Tencent Headquarters BIM Data Pipeline Using Apache Airflow, AWS Services, and Autodesk Platform Services

This project delivers an end-to-end data pipeline solution designed to process BIM (Building Information Modeling) data from the Revit model of Tencent Global Headquarters in Shenzhen. Developed during the design and construction phases, the pipeline efficiently handles unitized curtain wall metadata to support data-driven decision-making.
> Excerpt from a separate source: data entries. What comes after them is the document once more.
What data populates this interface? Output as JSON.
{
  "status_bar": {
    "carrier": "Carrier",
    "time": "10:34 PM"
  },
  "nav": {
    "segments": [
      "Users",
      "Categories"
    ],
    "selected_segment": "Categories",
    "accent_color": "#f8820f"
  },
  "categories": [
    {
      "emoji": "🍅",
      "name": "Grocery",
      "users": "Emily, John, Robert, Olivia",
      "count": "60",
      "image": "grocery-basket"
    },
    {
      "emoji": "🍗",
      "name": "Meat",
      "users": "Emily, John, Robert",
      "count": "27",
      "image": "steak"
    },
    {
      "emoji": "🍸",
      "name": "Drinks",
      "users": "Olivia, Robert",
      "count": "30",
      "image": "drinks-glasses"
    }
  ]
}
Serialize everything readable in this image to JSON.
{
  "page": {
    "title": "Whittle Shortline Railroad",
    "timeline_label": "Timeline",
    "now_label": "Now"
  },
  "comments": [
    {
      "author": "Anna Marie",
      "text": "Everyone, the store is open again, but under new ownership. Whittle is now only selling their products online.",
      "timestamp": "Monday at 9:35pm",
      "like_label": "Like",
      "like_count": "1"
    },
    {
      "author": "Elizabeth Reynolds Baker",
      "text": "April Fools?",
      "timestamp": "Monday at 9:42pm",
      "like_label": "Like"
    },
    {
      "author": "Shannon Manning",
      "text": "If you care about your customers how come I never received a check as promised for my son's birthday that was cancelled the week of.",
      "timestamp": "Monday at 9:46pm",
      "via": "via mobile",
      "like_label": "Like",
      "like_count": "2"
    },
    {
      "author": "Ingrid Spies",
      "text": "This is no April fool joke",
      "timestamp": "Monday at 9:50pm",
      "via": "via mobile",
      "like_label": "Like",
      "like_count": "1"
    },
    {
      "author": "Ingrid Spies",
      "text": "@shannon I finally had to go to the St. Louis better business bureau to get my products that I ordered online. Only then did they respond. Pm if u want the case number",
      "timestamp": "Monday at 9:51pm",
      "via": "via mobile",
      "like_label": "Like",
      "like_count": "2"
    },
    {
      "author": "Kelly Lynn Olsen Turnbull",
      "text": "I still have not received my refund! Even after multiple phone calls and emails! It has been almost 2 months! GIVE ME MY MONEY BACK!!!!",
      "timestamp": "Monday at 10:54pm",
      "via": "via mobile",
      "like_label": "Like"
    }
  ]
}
Integrating upstream metadata extraction and pre-processing from Autodesk BIM 360 and downstream cloud-based storage, partitioning, schema cataloging, and analytics using AWS services, the pipeline leverages Apache Airflow, Autodesk Platform Services (APS) APIs, AWS CloudFormation, Amazon S3, AWS Glue, and Amazon Redshift. It enables automated, scalable workflows for data extraction, transformation, and storage.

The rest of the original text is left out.